I recently enjoyed wild sex with my best mate’s bloke.

Does she deserve to know that he’s touting for sex via a popular app?

I’m newly single and up for fun. I was very hurt by my ex who dumped me on a whim. These days I refuse to take life too seriously.

I’ve got a number of part-time lovers on the go, plus I check out the apps whenever I fancy a laugh.

That’s how my mate’s bloke and I ended up in bed together. I checked out his profile and liked what I saw. I thought he seemed familiar but couldn’t place him.

We met for drinks and ended up in a hotel room,

We made love all night and it was fantastic. He was passionate, demanding and very rude. We must have done it half a dozen times, and I orgasmed over and over.

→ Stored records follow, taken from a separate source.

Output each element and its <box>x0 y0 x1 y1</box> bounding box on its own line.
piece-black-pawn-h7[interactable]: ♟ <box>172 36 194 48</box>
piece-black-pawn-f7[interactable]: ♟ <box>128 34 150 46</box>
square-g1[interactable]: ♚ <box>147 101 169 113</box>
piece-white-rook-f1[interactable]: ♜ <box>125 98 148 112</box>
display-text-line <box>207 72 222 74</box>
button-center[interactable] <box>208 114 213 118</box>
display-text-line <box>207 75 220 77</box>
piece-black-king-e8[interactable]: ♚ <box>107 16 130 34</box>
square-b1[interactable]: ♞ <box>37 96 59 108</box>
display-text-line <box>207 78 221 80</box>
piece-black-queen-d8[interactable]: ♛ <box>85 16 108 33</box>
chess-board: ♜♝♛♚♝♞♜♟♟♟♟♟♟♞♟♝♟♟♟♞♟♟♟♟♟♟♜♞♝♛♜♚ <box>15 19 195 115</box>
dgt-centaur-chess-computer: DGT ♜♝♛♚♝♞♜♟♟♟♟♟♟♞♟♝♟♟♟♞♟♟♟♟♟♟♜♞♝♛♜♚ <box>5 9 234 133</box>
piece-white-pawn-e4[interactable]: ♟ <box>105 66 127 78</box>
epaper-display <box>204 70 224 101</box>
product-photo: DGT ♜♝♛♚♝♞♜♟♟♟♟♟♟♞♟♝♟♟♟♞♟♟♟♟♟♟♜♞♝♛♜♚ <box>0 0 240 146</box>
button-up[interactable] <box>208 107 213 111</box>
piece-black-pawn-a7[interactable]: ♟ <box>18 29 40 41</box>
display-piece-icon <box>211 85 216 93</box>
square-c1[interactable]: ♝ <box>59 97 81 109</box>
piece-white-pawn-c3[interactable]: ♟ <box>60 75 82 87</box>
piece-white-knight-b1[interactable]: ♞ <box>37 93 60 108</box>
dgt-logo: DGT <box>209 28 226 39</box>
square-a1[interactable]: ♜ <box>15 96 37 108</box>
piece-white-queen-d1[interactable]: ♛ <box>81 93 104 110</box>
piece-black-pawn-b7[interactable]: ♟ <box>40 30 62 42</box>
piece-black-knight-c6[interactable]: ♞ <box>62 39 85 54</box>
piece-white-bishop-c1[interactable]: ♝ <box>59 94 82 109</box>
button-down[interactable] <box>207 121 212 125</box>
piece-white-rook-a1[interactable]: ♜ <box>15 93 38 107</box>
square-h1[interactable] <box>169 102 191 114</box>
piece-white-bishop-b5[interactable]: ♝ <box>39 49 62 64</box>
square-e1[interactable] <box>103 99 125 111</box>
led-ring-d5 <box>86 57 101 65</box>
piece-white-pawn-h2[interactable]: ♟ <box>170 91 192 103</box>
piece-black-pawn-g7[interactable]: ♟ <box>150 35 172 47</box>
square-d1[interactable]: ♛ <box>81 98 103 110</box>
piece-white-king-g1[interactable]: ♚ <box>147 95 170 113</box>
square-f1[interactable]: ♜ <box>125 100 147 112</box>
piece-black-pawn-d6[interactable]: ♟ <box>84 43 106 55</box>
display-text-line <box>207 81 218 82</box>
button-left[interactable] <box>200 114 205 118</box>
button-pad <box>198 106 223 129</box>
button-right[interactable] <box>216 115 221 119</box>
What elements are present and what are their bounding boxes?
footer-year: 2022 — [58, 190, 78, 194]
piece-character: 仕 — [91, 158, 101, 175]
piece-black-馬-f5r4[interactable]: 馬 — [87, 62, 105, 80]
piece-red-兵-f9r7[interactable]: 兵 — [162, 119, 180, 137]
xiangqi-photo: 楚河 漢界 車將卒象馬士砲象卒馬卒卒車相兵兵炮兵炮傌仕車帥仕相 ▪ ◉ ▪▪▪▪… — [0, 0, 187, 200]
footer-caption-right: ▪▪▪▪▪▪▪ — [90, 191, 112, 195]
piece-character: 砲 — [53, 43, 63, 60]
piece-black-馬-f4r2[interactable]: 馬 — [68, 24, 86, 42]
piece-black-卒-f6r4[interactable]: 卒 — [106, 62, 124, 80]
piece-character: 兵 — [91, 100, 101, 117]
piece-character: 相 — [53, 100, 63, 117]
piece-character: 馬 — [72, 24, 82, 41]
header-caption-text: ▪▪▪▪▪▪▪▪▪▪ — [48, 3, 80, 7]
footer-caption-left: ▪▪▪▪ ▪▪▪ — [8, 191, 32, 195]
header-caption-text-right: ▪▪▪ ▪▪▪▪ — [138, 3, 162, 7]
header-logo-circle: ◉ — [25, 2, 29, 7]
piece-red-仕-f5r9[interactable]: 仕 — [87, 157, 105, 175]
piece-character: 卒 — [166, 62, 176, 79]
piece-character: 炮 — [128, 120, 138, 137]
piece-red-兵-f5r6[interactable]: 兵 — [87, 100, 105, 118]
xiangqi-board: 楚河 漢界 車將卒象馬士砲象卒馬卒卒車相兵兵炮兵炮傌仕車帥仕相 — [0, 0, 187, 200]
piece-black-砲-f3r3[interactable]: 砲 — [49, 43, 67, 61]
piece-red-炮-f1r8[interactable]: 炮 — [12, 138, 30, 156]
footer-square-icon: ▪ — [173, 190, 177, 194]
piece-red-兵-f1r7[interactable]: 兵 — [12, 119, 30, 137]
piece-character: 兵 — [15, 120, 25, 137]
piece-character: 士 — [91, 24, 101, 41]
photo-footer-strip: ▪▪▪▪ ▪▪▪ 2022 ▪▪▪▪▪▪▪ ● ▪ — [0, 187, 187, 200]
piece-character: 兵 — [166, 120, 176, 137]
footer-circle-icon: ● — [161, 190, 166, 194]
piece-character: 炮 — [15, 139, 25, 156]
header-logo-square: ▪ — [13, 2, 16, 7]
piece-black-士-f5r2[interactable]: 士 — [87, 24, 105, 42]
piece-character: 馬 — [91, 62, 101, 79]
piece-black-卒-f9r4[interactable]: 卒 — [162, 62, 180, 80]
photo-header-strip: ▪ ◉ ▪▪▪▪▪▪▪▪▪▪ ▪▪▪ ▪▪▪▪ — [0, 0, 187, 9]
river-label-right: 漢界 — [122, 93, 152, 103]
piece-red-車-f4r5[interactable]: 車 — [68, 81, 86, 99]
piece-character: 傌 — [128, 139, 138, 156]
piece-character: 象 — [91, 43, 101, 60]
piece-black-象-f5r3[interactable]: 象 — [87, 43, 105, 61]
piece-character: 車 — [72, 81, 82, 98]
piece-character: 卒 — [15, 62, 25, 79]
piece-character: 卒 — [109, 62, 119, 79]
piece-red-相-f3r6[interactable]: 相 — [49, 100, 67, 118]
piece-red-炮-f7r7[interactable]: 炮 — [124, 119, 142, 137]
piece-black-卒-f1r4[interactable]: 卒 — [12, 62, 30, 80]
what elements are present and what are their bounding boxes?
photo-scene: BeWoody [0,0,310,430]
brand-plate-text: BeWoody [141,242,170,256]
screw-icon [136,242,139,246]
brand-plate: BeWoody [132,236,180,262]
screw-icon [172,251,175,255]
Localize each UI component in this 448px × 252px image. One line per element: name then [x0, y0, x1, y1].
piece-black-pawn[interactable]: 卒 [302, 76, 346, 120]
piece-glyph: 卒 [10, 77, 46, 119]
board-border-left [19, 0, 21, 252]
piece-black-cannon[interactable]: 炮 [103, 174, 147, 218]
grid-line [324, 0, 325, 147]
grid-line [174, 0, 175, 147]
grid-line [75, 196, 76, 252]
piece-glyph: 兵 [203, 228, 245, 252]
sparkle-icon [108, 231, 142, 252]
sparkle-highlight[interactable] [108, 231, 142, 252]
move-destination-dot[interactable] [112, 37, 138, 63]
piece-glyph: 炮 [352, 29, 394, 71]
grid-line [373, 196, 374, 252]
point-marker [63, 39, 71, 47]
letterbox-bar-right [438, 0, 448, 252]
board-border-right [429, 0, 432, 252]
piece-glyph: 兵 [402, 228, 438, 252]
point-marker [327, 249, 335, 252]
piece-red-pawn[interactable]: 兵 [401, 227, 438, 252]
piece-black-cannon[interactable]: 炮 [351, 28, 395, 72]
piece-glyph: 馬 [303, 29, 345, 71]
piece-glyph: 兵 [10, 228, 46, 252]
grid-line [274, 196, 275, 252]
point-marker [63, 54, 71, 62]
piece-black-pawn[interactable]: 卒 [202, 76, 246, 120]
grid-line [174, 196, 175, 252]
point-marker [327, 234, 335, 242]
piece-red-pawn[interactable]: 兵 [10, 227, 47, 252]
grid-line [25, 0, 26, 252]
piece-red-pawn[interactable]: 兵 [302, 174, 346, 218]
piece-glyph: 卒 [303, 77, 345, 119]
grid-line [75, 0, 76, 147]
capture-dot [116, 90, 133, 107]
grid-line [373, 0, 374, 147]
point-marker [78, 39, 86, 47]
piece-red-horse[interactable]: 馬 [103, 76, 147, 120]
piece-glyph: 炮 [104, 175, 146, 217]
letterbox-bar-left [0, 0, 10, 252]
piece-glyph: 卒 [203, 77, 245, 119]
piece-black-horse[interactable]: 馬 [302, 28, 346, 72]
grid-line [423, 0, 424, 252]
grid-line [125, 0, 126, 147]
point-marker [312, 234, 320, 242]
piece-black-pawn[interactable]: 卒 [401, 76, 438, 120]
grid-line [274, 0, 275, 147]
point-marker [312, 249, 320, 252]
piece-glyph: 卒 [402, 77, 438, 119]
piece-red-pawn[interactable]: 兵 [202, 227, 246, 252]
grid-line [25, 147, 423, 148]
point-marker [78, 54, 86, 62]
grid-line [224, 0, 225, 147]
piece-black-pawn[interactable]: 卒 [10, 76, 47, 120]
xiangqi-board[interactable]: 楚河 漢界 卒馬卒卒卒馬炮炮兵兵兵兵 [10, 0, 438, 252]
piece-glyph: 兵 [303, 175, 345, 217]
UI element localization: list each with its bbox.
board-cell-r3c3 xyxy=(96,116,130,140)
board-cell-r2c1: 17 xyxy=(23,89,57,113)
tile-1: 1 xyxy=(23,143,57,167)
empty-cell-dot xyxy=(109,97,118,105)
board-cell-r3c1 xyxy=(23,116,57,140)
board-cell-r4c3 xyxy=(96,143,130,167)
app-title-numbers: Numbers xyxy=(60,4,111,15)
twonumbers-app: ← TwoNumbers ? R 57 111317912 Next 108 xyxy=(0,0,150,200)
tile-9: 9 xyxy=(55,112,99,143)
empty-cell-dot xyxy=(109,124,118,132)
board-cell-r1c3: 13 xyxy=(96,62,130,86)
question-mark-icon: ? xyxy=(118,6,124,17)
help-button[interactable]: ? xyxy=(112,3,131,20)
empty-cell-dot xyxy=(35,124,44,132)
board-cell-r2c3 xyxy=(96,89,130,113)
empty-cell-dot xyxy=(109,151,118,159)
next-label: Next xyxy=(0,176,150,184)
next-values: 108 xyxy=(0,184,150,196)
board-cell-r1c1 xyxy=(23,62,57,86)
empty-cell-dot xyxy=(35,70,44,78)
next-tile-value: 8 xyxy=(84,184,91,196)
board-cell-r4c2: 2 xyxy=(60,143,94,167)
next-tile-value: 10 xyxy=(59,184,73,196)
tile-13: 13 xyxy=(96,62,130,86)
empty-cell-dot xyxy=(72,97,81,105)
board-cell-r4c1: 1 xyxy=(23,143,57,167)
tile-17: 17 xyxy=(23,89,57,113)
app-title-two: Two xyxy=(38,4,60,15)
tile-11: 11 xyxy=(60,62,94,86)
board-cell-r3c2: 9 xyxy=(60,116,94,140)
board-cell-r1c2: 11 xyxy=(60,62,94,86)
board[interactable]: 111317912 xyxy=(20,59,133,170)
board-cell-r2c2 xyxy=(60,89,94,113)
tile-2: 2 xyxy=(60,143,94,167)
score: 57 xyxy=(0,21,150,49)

In the morning he admitted he knew me and asked to see me again. I’m single and a free agent but does she deserve to hear about this?

He shouldn’t be playing away from home – should he?

Especially as she’s desperate to start a family.

Despite everything I do like my mate and hate the idea of her being let down and disappointed.

JANE SAYS: I get it that you’re young, free and single, but there’s never any excuse for stabbing a mate in the back.

Usually, I would advise leaving alone and keeping out of someone else’s business, but in this case, I think she deserves to know what she’s dealing with. If this guy is on a dating app; if he’s putting himself about and having sex with a variety of women, then he could be putting her sexual health in danger. Sadly, you don’t mention whether you and he used condom (I sincerely hope you did), but if he’s not practising safe sex, then she’s in real danger. Take a deep breath and call her. Tell her that you need to meet and have a chat.

Then, as calmly as you can, explain that you’re a single girl, living your life by your own rules, but in doing so, you recently came across her bloke. Tell her that you’re sorry, but the man is a cheat. She can’t trust him. It’s very likely that she’ll blow her top and accuse you of being a relationship breaker, but you’ll just have to take that.

What’s vitally important is that she understands who she’s sleeping with. You can’t ever see him again.

Ungrateful runt

I can’t rely on my son for anything. I was recently thrown out by my ex-partner, and I had to beg my boy to be allowed to stay at his place. Even then he insisted I pay for my food and accommodation. One evening he opened a bottle of wine, and I had to ask for a glass.

He has always been supremely selfish and unhelpful. Other friends get flowers and nice lunches from their kids; I get nothing. I’m now crashing with an old friend.

There’s no doubt that my son views me as a major pain – and that hurts. He’s 28.

JANE SAYS: Are you inclined to remind your son of the all the wonderful things you’ve done for him over the years? All the meals you cooked, the clothes you washed and the messes you cleared up? He sounds supremely cruel and ungrateful.

I urge you to put him out of your mind for the time being. Concentrate on getting back on your feet again.

Then, once you’re feeling more secure and settled, you could suggest an honest chat.

It’s a shame that he’s not more caring but we’re all different. Once you’re stronger then you both decide what kind of relationship you’re comfortable with moving forward. Perhaps he’ll become more caring and generous with age? We can only hope…

Free for all

I’m sick of my family and friends making demands of me. A month ago, I sent out ‘save the date’ notices for my 40th birthday bash. People are already demanding plus one’s; special meals and even lifts to the venue. One mate is miffed that her daughter and her three children haven’t been invited, even though I don’t know them. What is it with folk?

JANE SAYS: This will be your special day – and you are entitled to do things your way. Only invite the people you know and love and politely tell the others that numbers are limited. If they don’t like that, then bad luck. It sounds like your family, and friends have a strong sense of entitlement, but not everyone can attend every event. Stick to your guns and don’t be intimidated or feel inclined to waste your money on leeches.